II. La question de la prescription des demandes de Mathilde
FAITS : Au cours des premières démarches de partage après leur séparation, Mathilde apprend que certaines demandes pourraient être prescrites.
PROBLÈME DE DROIT : Quelles sont les règles applicables en matière de prescription concernant les demandes d'indemnisation entre concubins ?
SOLUTION EN DROIT :
L'article 2224 du Code civil prévoit que le délai général de prescription est de cinq ans à compter du jour où le titulaire d'un droit a connu ou aurait dû connaître les faits lui permettant d'exercer ce droit. En matière civile, ce délai s'applique également aux demandes d'indemnisation entre concubins.
Il convient également de préciser que ce délai peut être interrompu par une demande en justice ou par tout acte interruptif tel qu'une reconnaissance de dette.
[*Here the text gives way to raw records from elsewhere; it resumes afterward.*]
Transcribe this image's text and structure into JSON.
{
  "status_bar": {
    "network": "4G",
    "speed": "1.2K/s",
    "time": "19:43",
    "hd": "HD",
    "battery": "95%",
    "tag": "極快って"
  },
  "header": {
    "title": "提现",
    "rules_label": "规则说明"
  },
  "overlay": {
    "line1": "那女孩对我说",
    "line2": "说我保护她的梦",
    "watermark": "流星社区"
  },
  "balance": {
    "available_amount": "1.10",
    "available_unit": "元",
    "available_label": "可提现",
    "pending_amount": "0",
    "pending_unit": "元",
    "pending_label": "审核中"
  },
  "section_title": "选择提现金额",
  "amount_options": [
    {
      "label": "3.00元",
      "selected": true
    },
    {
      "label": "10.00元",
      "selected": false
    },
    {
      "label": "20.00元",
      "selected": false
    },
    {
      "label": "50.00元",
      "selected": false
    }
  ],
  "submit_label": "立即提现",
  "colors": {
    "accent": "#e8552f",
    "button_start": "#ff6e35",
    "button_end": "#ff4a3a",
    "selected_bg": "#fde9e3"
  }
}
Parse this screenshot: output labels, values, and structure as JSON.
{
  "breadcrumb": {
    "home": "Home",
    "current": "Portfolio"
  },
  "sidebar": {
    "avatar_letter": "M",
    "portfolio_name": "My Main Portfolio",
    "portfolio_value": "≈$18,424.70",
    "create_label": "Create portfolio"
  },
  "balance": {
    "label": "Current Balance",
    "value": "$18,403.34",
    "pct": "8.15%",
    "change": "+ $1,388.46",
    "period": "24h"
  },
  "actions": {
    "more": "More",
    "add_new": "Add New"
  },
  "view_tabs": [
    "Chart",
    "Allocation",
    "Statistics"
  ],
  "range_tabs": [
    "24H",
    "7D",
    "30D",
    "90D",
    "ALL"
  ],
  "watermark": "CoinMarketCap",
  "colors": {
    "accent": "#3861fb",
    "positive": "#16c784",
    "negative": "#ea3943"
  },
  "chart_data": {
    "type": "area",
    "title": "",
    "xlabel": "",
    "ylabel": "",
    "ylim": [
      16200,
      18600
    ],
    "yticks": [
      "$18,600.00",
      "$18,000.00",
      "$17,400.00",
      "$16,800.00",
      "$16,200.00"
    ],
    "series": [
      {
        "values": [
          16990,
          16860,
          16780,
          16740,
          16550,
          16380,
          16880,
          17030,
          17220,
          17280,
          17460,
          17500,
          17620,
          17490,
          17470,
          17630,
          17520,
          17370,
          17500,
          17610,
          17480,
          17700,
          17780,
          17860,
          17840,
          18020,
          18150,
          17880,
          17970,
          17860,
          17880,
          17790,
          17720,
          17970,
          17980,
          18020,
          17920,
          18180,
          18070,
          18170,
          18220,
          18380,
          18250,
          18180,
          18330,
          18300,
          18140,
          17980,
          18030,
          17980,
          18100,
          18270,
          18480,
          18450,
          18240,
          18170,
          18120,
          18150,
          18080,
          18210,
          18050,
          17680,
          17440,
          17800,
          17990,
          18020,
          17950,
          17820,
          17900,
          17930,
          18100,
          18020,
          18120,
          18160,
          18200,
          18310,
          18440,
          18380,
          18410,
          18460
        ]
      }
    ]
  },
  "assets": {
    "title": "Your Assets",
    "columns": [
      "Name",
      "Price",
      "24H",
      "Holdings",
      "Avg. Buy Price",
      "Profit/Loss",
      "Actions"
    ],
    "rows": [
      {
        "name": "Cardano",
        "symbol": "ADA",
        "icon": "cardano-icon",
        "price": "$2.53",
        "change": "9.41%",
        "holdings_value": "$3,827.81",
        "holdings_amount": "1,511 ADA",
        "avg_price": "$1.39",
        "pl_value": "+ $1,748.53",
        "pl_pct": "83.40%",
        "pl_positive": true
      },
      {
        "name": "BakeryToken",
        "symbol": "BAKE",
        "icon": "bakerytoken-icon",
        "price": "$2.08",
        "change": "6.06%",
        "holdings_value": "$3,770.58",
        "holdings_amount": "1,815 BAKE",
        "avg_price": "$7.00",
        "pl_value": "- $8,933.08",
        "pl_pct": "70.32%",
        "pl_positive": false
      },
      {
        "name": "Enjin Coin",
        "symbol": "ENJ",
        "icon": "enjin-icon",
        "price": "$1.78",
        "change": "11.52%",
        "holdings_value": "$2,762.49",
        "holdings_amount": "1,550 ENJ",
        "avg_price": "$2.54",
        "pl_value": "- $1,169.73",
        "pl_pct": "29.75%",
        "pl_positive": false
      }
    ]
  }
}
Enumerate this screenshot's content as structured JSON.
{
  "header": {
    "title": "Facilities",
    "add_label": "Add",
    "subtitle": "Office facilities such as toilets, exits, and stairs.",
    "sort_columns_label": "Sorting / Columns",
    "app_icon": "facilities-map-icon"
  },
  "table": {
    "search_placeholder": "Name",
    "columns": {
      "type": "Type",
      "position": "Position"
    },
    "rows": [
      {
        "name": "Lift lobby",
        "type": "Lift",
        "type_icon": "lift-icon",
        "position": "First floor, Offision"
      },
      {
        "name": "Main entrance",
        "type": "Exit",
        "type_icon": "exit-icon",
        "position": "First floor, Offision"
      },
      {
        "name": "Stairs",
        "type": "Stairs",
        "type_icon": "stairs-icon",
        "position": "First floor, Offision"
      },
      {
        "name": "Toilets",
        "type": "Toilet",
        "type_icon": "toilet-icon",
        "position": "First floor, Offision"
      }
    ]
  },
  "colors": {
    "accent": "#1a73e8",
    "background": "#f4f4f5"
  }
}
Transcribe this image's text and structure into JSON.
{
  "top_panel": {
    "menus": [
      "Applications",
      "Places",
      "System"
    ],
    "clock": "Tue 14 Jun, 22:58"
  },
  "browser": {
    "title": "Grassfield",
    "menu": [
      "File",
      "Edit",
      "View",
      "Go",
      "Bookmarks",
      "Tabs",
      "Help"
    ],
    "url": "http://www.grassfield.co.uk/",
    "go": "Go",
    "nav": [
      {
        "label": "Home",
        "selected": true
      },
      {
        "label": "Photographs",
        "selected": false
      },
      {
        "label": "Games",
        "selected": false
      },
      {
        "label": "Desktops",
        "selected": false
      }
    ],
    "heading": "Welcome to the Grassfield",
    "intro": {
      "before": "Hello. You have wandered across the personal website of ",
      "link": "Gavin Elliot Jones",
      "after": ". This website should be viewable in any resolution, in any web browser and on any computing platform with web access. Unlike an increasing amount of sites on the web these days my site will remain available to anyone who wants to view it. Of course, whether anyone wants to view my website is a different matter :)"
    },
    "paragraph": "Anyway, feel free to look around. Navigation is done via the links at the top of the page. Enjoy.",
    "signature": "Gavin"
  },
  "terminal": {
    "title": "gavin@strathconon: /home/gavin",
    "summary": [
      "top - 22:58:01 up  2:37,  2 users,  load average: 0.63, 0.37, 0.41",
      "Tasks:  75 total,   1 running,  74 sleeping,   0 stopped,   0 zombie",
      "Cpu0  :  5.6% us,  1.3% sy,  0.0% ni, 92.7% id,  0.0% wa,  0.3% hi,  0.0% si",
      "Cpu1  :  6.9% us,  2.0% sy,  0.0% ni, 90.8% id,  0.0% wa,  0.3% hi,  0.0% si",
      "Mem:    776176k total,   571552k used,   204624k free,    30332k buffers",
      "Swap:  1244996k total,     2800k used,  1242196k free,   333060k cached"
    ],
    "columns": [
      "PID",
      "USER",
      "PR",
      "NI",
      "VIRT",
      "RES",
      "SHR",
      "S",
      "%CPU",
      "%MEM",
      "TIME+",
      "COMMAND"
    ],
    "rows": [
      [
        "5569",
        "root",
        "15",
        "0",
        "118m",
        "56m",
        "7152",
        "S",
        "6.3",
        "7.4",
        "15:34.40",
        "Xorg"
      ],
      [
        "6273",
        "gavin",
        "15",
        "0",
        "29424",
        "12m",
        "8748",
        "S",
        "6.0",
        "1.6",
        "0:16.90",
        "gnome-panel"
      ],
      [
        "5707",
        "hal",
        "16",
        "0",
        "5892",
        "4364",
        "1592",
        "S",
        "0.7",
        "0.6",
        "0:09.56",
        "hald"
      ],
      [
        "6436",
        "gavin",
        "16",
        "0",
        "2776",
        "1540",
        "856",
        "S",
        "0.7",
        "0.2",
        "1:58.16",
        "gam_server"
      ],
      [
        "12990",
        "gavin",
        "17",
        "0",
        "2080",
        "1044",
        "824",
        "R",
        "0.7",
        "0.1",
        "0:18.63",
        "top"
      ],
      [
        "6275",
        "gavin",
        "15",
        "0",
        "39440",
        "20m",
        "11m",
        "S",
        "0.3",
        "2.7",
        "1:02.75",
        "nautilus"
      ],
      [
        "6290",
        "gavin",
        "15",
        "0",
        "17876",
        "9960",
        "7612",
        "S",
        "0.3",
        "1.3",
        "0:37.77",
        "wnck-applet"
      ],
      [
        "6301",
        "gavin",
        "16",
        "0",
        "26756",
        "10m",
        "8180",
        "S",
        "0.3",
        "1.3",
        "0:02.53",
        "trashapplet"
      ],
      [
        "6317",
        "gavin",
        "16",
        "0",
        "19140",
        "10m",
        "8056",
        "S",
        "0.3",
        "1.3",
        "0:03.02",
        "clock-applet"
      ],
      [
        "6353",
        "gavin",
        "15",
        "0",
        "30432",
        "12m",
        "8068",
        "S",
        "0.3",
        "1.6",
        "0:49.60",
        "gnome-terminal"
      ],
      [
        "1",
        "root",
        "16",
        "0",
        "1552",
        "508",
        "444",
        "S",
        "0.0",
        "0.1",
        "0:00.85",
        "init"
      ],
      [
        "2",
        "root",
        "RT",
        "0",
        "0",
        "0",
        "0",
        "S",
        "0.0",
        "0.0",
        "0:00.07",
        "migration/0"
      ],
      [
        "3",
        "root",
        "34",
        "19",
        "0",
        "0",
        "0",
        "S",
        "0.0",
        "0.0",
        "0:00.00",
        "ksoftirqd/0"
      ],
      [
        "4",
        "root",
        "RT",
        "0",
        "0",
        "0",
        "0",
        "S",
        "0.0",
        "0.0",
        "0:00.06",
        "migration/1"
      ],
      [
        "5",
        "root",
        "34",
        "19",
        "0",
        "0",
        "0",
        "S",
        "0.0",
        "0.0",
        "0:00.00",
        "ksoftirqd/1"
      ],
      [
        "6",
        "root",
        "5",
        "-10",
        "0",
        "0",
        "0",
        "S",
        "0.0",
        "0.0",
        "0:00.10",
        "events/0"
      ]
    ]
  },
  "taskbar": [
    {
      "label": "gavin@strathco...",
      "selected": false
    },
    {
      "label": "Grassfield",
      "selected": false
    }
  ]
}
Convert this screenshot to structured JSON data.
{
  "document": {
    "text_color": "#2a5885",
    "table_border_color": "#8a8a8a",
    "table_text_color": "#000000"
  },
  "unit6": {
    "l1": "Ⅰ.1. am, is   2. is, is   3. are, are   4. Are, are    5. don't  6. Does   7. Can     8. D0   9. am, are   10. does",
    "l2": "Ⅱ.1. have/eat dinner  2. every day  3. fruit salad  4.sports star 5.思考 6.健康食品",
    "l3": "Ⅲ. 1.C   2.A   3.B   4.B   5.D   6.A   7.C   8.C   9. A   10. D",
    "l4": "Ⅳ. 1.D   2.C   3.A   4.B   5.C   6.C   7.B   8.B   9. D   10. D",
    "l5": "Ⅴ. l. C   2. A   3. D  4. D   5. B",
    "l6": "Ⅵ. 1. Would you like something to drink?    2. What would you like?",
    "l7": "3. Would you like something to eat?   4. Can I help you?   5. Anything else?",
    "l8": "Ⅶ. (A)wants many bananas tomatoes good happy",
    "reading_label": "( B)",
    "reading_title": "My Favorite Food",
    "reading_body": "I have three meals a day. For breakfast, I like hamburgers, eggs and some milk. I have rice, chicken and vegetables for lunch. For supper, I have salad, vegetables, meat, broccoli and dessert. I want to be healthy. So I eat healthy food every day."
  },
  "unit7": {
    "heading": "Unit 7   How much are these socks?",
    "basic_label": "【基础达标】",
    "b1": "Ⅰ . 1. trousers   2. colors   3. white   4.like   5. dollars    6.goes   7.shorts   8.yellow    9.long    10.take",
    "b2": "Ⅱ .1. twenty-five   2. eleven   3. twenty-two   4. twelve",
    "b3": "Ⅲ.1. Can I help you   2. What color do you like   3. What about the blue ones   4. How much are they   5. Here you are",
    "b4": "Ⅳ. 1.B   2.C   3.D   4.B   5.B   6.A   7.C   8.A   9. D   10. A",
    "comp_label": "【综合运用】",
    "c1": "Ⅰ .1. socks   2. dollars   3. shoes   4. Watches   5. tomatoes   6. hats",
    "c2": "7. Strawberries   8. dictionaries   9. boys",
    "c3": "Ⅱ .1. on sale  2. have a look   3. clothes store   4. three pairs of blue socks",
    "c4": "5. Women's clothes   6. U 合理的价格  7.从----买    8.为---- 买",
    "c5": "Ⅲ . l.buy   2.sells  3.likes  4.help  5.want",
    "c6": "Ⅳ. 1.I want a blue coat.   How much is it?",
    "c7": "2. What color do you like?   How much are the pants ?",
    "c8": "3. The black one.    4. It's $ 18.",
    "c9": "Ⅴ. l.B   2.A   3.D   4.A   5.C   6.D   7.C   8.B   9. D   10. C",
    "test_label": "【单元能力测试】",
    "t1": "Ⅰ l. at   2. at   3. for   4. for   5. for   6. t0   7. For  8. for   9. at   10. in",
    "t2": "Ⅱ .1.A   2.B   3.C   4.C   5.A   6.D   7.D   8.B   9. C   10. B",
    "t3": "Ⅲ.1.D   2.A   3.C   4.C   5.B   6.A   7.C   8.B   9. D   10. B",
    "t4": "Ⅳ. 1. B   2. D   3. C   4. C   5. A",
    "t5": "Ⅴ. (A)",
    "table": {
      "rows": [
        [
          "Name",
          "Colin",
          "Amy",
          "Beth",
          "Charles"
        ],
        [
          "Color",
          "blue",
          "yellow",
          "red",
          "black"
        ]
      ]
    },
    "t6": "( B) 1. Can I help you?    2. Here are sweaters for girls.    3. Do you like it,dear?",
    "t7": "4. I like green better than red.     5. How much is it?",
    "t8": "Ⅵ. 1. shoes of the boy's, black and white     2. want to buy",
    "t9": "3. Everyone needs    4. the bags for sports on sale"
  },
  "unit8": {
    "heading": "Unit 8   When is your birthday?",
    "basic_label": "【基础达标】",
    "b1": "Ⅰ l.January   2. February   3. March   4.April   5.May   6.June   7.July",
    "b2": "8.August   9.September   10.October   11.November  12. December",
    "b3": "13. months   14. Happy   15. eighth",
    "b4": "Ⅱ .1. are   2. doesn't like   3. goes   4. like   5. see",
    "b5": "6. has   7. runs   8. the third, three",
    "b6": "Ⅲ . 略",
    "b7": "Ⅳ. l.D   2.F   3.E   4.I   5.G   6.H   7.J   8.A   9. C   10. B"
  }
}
Par ailleurs, l'article 2232 du même code précise que la prescription est suspendue lorsque le créancier est dans l'impossibilité d'agir en raison d'une force majeure ou d'un empêchement légitime.
L'effet juridique principal de la prescription est l'extinction du droit d'agir en justice après l'expiration du délai légal. Cela signifie qu'une fois le délai écoulé sans action en justice ou sans acte interruptif, Mathilde ne pourra plus revendiquer ses droits devant le tribunal.
SOLUTION EN L'ESPÈCE :
S'agissant du délai de cinq ans prévu par l'article 2224 du Code civil, il convient d'examiner quand Mathilde a eu connaissance des faits lui permettant d'agir. Si elle a pris conscience de ses droits au moment de la séparation en 2024, elle dispose jusqu'en 2029 pour agir.
Concernant l'interruption du délai, si Mathilde a engagé des démarches judiciaires ou a reconnu sa créance auprès de Rayan avant l'expiration du délai prescrit, cela pourrait prolonger son droit d'action. En revanche, si aucune démarche n'a été entreprise depuis lors et qu'elle n'a pas pu justifier d'un empêchement légitime, son droit pourrait être considéré comme prescrit.
Ainsi, selon la date à laquelle elle a pris connaissance des faits et si elle a effectué des actes interruptifs dans le délai imparti, il est possible que certaines demandes soient encore recevables tandis que d'autres pourraient être éteintes par prescription.
CONCLUSION : Mathilde doit agir rapidement pour préserver ses droits avant l'expiration éventuelle du délai de prescription concernant ses demandes d'indemnisation.